You compile a probabilistic model in the Developer tool. When you compile a model, you create associations between similar data values in the model. The Labeler and Parser transformations uses the compiled data to analyze the values in the input strings.

Labeler Transformation Example

The customer database at an insurance organization contains multiple data entry errors. You are a data steward at the insurance organization. You configure a mapping with a Labeler transformation to determine the different types of data that each column contains.

Row ID	Field 1	Field 2	Field 3
1	19132954	AIM SECURITIES	PETRIE TAYBRO
2	10110169	JASE TRAPANI	BANK OF NEW YORK
3	10111786	WANGER ASSET MANAGEMENT, LLP	JAN SEEDORF
4	10112299	FELIX LEVENGER	HARVARD MAGAZINE
5	10112036	DESCHÊNES & FILS LTÉE (QUEBEC)	RICHARD TREMBLAY
6	BERGER ASSOCIATES	10111101	DAREEN HULSMAN
7	19131385	EAGLE FINANCIAL GROUP INC	PATRICK MCKINNIE
8	LAKENYA PASKETT	WHITEHALL FINANCIAL GROUP	15954710

When you run the mapping, the Labeler transformation compares the input data with the probabilistic model reference data. The Labeler transformation assigns a label to each input value. The transformation writes the labels to an output port. Each output row contains a set of labels that defines the data structure on the corresponding input row.

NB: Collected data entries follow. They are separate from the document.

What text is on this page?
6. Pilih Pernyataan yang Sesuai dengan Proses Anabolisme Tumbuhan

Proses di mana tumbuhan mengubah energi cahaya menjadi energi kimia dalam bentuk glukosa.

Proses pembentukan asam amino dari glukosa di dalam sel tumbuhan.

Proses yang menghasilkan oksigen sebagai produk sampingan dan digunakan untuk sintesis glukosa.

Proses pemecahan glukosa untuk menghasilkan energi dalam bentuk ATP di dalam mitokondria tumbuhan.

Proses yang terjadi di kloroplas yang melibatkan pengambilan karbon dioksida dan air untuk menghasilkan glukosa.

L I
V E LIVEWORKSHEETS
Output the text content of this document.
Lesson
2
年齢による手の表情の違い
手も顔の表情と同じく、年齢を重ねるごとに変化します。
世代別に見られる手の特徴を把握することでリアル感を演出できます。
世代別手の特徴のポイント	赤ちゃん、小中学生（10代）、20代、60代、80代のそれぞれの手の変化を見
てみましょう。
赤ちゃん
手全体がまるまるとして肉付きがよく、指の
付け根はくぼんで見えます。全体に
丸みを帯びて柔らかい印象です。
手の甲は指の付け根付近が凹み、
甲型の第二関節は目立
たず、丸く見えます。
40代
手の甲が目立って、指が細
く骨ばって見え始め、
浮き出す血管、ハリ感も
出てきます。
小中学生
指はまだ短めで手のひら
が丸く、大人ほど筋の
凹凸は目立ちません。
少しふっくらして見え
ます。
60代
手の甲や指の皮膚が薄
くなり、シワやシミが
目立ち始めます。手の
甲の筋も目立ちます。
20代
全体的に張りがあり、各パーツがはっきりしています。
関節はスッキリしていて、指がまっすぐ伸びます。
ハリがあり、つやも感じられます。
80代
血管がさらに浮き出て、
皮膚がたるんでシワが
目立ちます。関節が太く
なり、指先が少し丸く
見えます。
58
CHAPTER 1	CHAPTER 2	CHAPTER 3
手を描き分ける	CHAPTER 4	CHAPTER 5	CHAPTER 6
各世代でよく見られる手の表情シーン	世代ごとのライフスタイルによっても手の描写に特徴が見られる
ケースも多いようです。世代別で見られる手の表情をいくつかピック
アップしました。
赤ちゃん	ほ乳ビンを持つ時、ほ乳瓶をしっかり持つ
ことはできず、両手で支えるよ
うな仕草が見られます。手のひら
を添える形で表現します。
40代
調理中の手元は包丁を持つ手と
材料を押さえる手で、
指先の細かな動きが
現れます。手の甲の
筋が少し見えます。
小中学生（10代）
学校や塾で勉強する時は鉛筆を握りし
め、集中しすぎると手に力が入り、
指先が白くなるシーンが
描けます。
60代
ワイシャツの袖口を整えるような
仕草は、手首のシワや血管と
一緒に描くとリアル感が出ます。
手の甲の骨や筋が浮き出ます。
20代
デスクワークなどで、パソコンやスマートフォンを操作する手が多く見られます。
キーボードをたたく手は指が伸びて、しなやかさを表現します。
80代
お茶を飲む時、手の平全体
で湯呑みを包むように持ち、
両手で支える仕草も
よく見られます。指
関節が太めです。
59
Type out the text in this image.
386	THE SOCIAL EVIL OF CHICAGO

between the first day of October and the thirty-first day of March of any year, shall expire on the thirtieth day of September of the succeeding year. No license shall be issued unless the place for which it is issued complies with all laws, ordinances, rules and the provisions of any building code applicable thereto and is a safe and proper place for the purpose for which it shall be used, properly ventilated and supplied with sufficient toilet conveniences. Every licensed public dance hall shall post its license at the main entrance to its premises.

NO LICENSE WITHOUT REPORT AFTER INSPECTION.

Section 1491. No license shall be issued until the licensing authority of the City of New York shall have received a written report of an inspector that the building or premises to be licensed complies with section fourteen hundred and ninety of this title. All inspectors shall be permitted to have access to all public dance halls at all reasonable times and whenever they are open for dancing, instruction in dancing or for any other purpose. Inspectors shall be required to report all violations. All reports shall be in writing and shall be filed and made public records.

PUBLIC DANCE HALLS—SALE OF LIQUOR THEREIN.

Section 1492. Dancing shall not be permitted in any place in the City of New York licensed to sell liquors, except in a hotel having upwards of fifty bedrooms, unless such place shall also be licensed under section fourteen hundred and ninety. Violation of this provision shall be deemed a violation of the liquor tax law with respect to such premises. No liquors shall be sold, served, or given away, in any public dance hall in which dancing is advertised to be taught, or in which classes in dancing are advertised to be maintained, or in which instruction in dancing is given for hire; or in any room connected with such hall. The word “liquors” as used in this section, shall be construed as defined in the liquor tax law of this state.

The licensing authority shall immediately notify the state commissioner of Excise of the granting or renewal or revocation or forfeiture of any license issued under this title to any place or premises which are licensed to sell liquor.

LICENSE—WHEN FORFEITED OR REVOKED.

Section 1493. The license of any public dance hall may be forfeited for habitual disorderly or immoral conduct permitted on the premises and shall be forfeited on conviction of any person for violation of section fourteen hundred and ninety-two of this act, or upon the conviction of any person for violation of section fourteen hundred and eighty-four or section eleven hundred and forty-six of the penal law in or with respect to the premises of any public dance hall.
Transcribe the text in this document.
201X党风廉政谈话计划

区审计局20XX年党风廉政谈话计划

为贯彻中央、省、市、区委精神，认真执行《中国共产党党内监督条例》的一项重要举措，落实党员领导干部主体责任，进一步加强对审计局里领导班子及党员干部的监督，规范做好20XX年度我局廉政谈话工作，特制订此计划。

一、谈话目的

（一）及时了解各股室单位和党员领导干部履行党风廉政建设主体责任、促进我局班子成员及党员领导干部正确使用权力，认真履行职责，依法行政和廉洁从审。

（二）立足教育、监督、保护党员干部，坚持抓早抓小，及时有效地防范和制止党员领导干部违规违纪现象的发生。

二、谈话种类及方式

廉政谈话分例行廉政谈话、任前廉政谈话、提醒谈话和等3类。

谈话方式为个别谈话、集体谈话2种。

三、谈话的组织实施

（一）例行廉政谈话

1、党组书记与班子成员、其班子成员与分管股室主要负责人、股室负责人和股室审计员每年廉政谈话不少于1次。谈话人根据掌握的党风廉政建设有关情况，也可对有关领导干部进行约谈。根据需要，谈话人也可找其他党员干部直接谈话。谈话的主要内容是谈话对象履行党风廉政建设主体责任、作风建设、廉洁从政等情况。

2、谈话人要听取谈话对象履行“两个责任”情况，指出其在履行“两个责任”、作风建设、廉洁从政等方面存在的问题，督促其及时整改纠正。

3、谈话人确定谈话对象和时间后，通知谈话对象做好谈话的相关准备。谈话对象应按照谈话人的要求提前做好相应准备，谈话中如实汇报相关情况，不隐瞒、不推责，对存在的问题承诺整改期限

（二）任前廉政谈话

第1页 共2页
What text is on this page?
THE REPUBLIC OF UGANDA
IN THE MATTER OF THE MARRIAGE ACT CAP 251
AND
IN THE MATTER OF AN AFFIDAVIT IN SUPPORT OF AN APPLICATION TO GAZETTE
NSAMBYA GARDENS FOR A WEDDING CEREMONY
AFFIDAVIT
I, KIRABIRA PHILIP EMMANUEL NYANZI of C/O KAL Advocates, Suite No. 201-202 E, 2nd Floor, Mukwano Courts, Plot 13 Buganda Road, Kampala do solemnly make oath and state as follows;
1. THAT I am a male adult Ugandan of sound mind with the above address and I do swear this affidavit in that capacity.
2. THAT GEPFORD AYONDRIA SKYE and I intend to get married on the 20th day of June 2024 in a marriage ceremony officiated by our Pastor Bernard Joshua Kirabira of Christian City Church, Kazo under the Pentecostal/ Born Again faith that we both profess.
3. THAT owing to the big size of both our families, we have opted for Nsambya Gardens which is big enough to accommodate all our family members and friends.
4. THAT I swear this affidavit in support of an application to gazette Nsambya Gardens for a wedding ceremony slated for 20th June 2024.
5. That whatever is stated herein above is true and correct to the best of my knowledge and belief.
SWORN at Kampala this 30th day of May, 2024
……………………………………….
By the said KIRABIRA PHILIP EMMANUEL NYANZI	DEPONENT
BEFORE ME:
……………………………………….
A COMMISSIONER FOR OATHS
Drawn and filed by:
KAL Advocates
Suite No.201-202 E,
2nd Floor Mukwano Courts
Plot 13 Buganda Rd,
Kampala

The following table describes the labels that the Labeler transformation adds to the output port:

Row ID	Output Labels
1	number organization contact
2	number contact organization
3	number organization contact
4	number contact organization
5	number organization contact
6	organization number contact
7	organization number contact
8	contact organization number

Parser Transformation Example

A supermarket stores product descriptions in a single column in a database table. The product descriptions contain multiple data values that represent different types of information. You are a data steward at the supermarket. You want to create columns for the different types of information in the product descriptions.

You configure a mapping with a Parser transformation to organize the data values into the correct fields.

The following table describes the output data that the Parser transformation creates from the input data:

Product Name	Product Type	Product Details	Product Size
Sunnydream	Orange Juice	Unsweetened	12 oz